TesseraDAO, a decentralized finance project on BNB Chain, has been hit by a severe security incident that has effectively destroyed the value of its governance and utility token, $TSR.According to alerts from blockchain security firm PeckShieldAlert and on-chain investigator Specter, an attacker minted approximately 99 million TSR tokens through the project’s smart contract. The exploiter then rapidly sold the newly minted tokens on the market, extracting around $2.5 million in USDT. The stolen funds were subsequently bridged from BNB Chain to Ethereum, after which 1,285.5 ETH was laundered through the privacy mixer Tornado Cash.
#PeckShieldAlert Specter has reported that 99M $TSR was minted and dumped (-99%) on #BNBchain ~19 hours ago @TesseraDao.

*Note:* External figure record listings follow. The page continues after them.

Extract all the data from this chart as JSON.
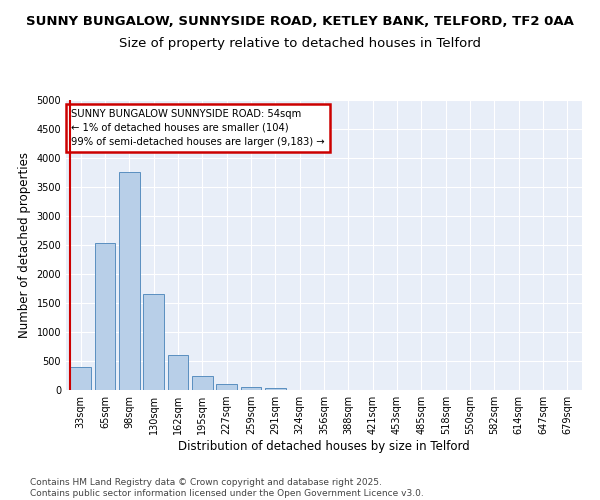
{
  "title_line1": "SUNNY BUNGALOW, SUNNYSIDE ROAD, KETLEY BANK, TELFORD, TF2 0AA",
  "title_line2": "Size of property relative to detached houses in Telford",
  "xlabel": "Distribution of detached houses by size in Telford",
  "ylabel": "Number of detached properties",
  "categories": [
    "33sqm",
    "65sqm",
    "98sqm",
    "130sqm",
    "162sqm",
    "195sqm",
    "227sqm",
    "259sqm",
    "291sqm",
    "324sqm",
    "356sqm",
    "388sqm",
    "421sqm",
    "453sqm",
    "485sqm",
    "518sqm",
    "550sqm",
    "582sqm",
    "614sqm",
    "647sqm",
    "679sqm"
  ],
  "values": [
    390,
    2540,
    3760,
    1650,
    610,
    240,
    105,
    55,
    30,
    0,
    0,
    0,
    0,
    0,
    0,
    0,
    0,
    0,
    0,
    0,
    0
  ],
  "bar_color": "#b8cfe8",
  "bar_edge_color": "#5a8fc0",
  "vline_color": "#cc0000",
  "annotation_text": "SUNNY BUNGALOW SUNNYSIDE ROAD: 54sqm\n← 1% of detached houses are smaller (104)\n99% of semi-detached houses are larger (9,183) →",
  "annotation_box_color": "#ffffff",
  "annotation_box_edge": "#cc0000",
  "ylim": [
    0,
    5000
  ],
  "yticks": [
    0,
    500,
    1000,
    1500,
    2000,
    2500,
    3000,
    3500,
    4000,
    4500,
    5000
  ],
  "footnote": "Contains HM Land Registry data © Crown copyright and database right 2025.\nContains public sector information licensed under the Open Government Licence v3.0.",
  "bg_color": "#ffffff",
  "plot_bg_color": "#e8eef8",
  "grid_color": "#ffffff",
  "title_fontsize": 9.5,
  "subtitle_fontsize": 9.5,
  "axis_label_fontsize": 8.5,
  "tick_fontsize": 7,
  "footnote_fontsize": 6.5
}
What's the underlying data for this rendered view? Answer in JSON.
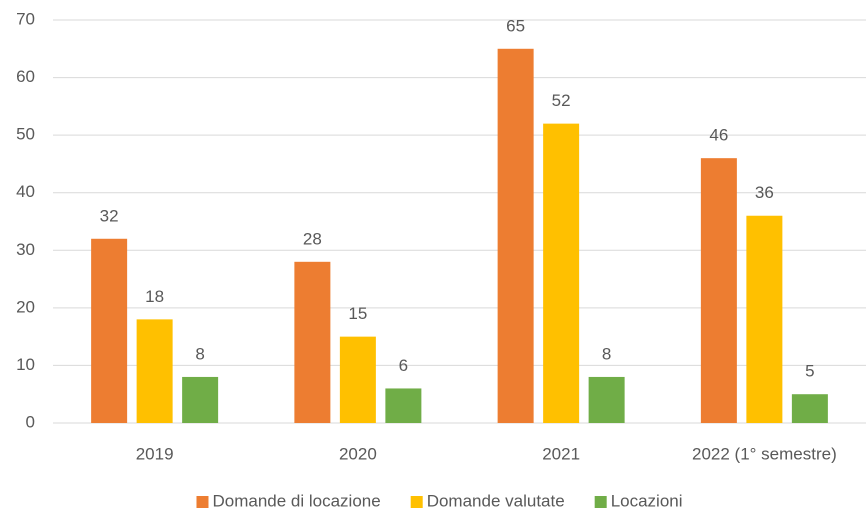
{
  "chart_data": {
    "type": "bar",
    "categories": [
      "2019",
      "2020",
      "2021",
      "2022 (1° semestre)"
    ],
    "series": [
      {
        "name": "Domande di locazione",
        "color": "#ed7d31",
        "values": [
          32,
          28,
          65,
          46
        ]
      },
      {
        "name": "Domande valutate",
        "color": "#ffc000",
        "values": [
          18,
          15,
          52,
          36
        ]
      },
      {
        "name": "Locazioni",
        "color": "#70ad47",
        "values": [
          8,
          6,
          8,
          5
        ]
      }
    ],
    "ylim": [
      0,
      70
    ],
    "yticks": [
      0,
      10,
      20,
      30,
      40,
      50,
      60,
      70
    ],
    "grid": true,
    "legend": "bottom"
  }
}
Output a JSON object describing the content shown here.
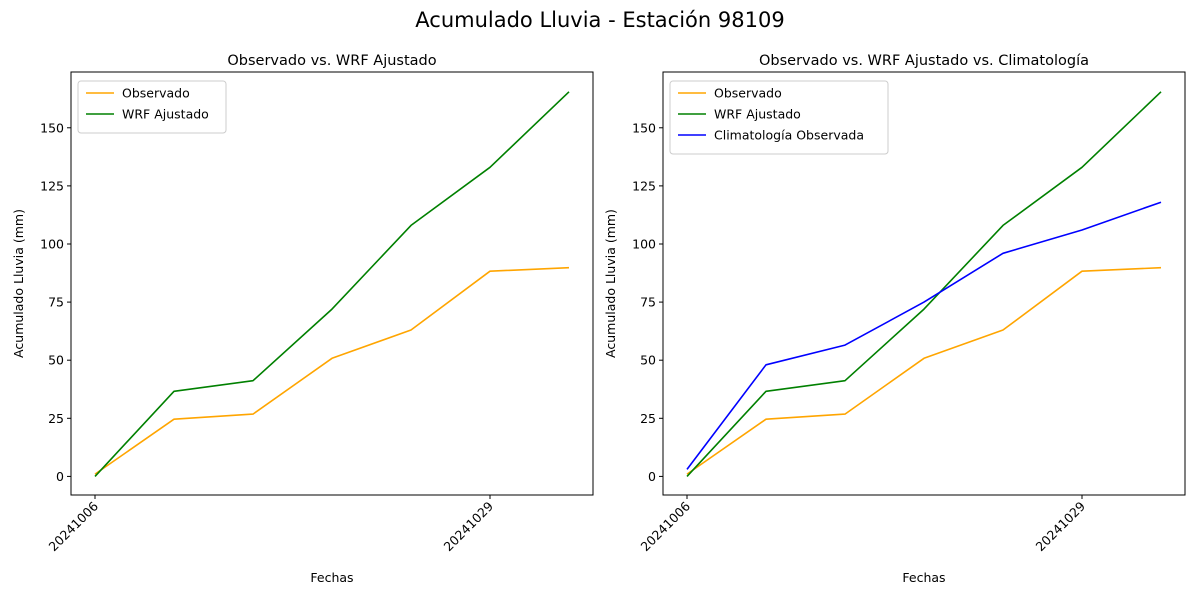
{
  "figure": {
    "suptitle": "Acumulado Lluvia - Estación 98109"
  },
  "colors": {
    "observado": "#ffa500",
    "wrf": "#008000",
    "clima": "#0000ff"
  },
  "chart_data": [
    {
      "type": "line",
      "title": "Observado vs. WRF Ajustado",
      "xlabel": "Fechas",
      "ylabel": "Acumulado Lluvia (mm)",
      "x": [
        "20241006",
        "",
        "",
        "",
        "",
        "20241029",
        ""
      ],
      "x_ticklabels": [
        "20241006",
        "20241029"
      ],
      "y_ticks": [
        0,
        25,
        50,
        75,
        100,
        125,
        150
      ],
      "ylim": [
        -8,
        174
      ],
      "grid": false,
      "legend": "upper-left",
      "series": [
        {
          "name": "Observado",
          "color": "#ffa500",
          "values": [
            1.0,
            24.6,
            26.8,
            50.8,
            63.0,
            88.3,
            89.8
          ]
        },
        {
          "name": "WRF Ajustado",
          "color": "#008000",
          "values": [
            0.0,
            36.6,
            41.2,
            72.0,
            108.0,
            133.0,
            165.5
          ]
        }
      ]
    },
    {
      "type": "line",
      "title": "Observado vs. WRF Ajustado vs. Climatología",
      "xlabel": "Fechas",
      "ylabel": "Acumulado Lluvia (mm)",
      "x": [
        "20241006",
        "",
        "",
        "",
        "",
        "20241029",
        ""
      ],
      "x_ticklabels": [
        "20241006",
        "20241029"
      ],
      "y_ticks": [
        0,
        25,
        50,
        75,
        100,
        125,
        150
      ],
      "ylim": [
        -8,
        174
      ],
      "grid": false,
      "legend": "upper-left",
      "series": [
        {
          "name": "Observado",
          "color": "#ffa500",
          "values": [
            1.0,
            24.6,
            26.8,
            50.8,
            63.0,
            88.3,
            89.8
          ]
        },
        {
          "name": "WRF Ajustado",
          "color": "#008000",
          "values": [
            0.0,
            36.6,
            41.2,
            72.0,
            108.0,
            133.0,
            165.5
          ]
        },
        {
          "name": "Climatología Observada",
          "color": "#0000ff",
          "values": [
            3.0,
            48.0,
            56.5,
            75.0,
            96.0,
            106.0,
            118.0
          ]
        }
      ]
    }
  ]
}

The exploiter swapped the $TSR for ~2.5M $USDT, bridged the stolen funds to #Ethereum, and has already laundered 1,285.5 $ETH via #TornadoCash. pic.twitter.com/6cXKDyQi9l
— PeckShieldAlert (@PeckShieldAlert) June 2, 2026
The exploit address associated with the incident is 0x2201…f2Dd8. Security researchers and on-chain analysts strongly suspect that this was not a conventional external hack but rather an insider attack or the exploitation of a hidden backdoor. Reports indicate that minting privileges and certain critical functions (including MultiTransfer) were controlled exclusively by deployer-related addresses. Some analysts have described it as a rug pull-style operation executed via compromised or privileged access.This incident highlights a recurring vulnerability in smaller DeFi projects: the presence of centralized minting capabilities and privileged administrative functions in smart contracts, which can be catastrophic if the controlling keys are compromised or misused.
The TesseraDAO exploit also comes amid a wider wave of BNB Chain-related security incidents in 2026. In a separate attack reported recently, DxSale’s legacy liquidity lockers were drained of approximately $7.3 million after attackers exploited weaknesses tied to outdated locker contracts, further raising concerns about poor contract architecture and centralized controls across smaller DeFi ecosystems.
The massive dump of minted tokens caused $TSR to lose nearly 99% of its value within hours. The token price plummeted to microscopic levels (around $0.0002), with liquidity drying up and trading volume collapsing. Retail investors holding the token have suffered significant losses, and the project’s market capitalization has been virtually wiped out.As of the latest updates, the TesseraDAO team has not issued any official statement regarding the exploit. The project’s website and social media channels remain silent on the matter, leaving the community without clear guidance.
This exploit adds to the list of security incidents that continue to plague smaller DeFi protocols in 2026, even as larger institutional players push forward with regulated blockchain initiatives. While major platforms invest heavily in audits and security, many smaller projects still carry risks due to poor contract design, centralized controls, or insufficient oversight.On-chain investigators continue to monitor the movement of the laundered funds. It remains to be seen whether any portion of the stolen assets can be recovered or if the TesseraDAO team will take steps toward remediation, such as contract migration or compensation attempts.This story is developing rapidly. Further updates are expected if the project issues a response or if additional on-chain developments emerge.